Unsent Messages

i know i said i was signing off but i just have a couple of things I feel are imperative to say before i can leave you and this hellsent project to rest.

(1) you were never (EVER) a problem. if anything it was the converse. you were always so patient with me - even when i was being a stupid lil rat - and ik it’s cringe central but you were and are my favourite person in this stupid universe. i hope my fuckery didnt reinforce any of your bad thoughts also,, bc the way you care for people makes you so easy to love and talk to, it would undoubtedly be exceedingly difficult for anyone that really knew you to leave, even if you still believe otherwise.

(2) youre prolly wondering why i was anonymously cyber bullying you here in the first place,, which i promise i wasn’t really! well, I mean.. but anyways, so ive been using this stupid lil domain for a couple years to voice all my intrusive and difficile thoughts bc i don’t like leaving them in my brain and seeing them exist somewhere real makes me feel like they’re not my responsibility anymore.
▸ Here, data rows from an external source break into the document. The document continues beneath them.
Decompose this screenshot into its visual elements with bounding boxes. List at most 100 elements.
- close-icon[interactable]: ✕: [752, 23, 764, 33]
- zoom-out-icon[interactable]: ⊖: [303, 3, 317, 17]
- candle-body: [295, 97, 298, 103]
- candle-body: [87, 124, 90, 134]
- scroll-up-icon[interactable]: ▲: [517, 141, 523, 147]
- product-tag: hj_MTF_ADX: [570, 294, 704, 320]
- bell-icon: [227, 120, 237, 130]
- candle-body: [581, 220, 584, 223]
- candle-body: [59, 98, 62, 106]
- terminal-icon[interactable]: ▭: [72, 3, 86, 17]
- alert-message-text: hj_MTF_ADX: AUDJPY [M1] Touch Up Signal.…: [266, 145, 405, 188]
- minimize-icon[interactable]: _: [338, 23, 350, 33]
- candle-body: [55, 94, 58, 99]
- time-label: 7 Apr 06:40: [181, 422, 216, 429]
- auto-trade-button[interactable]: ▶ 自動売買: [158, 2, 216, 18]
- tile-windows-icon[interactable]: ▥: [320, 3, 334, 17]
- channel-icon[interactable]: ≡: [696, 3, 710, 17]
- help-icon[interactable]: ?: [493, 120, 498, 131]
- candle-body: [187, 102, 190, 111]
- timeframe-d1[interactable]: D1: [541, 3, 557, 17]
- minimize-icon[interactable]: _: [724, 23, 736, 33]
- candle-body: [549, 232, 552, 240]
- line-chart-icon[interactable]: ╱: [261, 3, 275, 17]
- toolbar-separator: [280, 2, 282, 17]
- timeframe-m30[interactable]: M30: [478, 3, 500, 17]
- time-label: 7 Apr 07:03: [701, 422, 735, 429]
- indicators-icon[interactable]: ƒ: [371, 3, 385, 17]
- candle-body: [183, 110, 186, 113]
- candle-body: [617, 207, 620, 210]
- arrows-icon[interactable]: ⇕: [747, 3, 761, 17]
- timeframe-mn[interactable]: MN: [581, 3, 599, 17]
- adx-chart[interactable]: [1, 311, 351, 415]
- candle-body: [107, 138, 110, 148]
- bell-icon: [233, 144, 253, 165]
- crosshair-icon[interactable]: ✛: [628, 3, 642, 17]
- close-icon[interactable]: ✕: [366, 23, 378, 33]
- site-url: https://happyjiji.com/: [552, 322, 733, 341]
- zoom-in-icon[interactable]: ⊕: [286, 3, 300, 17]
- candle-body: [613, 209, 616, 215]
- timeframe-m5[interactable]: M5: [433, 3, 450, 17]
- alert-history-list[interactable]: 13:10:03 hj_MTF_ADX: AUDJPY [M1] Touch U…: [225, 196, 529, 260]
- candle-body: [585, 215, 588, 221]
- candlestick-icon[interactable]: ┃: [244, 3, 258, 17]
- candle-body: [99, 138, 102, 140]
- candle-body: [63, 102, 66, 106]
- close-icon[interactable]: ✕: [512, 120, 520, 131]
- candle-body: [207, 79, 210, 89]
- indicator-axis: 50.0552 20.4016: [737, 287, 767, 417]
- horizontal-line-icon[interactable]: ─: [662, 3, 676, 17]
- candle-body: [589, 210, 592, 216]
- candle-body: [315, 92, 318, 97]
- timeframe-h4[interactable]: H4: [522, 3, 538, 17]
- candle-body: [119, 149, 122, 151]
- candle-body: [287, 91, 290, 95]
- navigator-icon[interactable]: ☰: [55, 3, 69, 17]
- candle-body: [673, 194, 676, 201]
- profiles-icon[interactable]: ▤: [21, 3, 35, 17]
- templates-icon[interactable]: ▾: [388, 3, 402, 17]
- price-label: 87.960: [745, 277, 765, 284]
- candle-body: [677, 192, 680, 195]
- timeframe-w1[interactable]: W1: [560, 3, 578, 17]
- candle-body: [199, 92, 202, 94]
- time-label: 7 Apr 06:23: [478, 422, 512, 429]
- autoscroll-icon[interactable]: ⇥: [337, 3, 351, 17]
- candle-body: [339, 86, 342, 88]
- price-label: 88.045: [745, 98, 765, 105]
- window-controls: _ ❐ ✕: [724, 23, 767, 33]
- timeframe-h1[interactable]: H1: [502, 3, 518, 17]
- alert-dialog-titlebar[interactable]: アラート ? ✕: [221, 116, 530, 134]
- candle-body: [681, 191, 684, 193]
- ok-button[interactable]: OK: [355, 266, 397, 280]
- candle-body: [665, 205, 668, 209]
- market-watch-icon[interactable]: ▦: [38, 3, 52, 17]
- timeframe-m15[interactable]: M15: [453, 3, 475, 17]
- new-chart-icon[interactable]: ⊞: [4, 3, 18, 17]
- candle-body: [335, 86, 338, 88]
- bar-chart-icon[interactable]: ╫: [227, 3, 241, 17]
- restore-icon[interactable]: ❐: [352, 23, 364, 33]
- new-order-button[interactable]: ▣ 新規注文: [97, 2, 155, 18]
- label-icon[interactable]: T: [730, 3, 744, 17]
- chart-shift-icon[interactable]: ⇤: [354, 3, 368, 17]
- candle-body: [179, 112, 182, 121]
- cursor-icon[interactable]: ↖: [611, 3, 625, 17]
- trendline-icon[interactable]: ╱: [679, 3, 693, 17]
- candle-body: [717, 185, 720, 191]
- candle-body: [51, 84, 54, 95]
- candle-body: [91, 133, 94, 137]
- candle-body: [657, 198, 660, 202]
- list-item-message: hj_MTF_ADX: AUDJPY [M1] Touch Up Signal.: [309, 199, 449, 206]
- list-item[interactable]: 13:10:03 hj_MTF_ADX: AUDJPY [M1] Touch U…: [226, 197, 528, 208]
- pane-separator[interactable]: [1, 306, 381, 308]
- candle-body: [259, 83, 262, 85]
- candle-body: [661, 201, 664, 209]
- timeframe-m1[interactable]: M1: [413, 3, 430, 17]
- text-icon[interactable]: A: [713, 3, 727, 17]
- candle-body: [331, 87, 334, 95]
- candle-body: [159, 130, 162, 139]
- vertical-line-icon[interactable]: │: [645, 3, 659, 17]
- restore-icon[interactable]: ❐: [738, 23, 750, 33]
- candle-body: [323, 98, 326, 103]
I don’t know. it sounds awfully stupid now i try to explain it but what im trying to say i guess is that all the bad things you read weren’t really me, they were the lil demons that crawl into my head at night time. not to excuse/justify them or undermine their cruelty and effect in any way, as i can not apologies enough for what you must of gone through reading my shitty excuses for thoughts and if i knew you would ever have read them i would never ever ever ever ever have written them.

(3) i recognise i fucked up big time and know you don’t owe me anything and friendship is impossible. i will do my up most best to not make this anymore difficult for you and let you be. I just don’t think I could of lived with myself having not at least tried to voice some of these points. It really really was lovely to have known you, and if you ever find yourself in trouble please don’t forget I’m just a phone call away.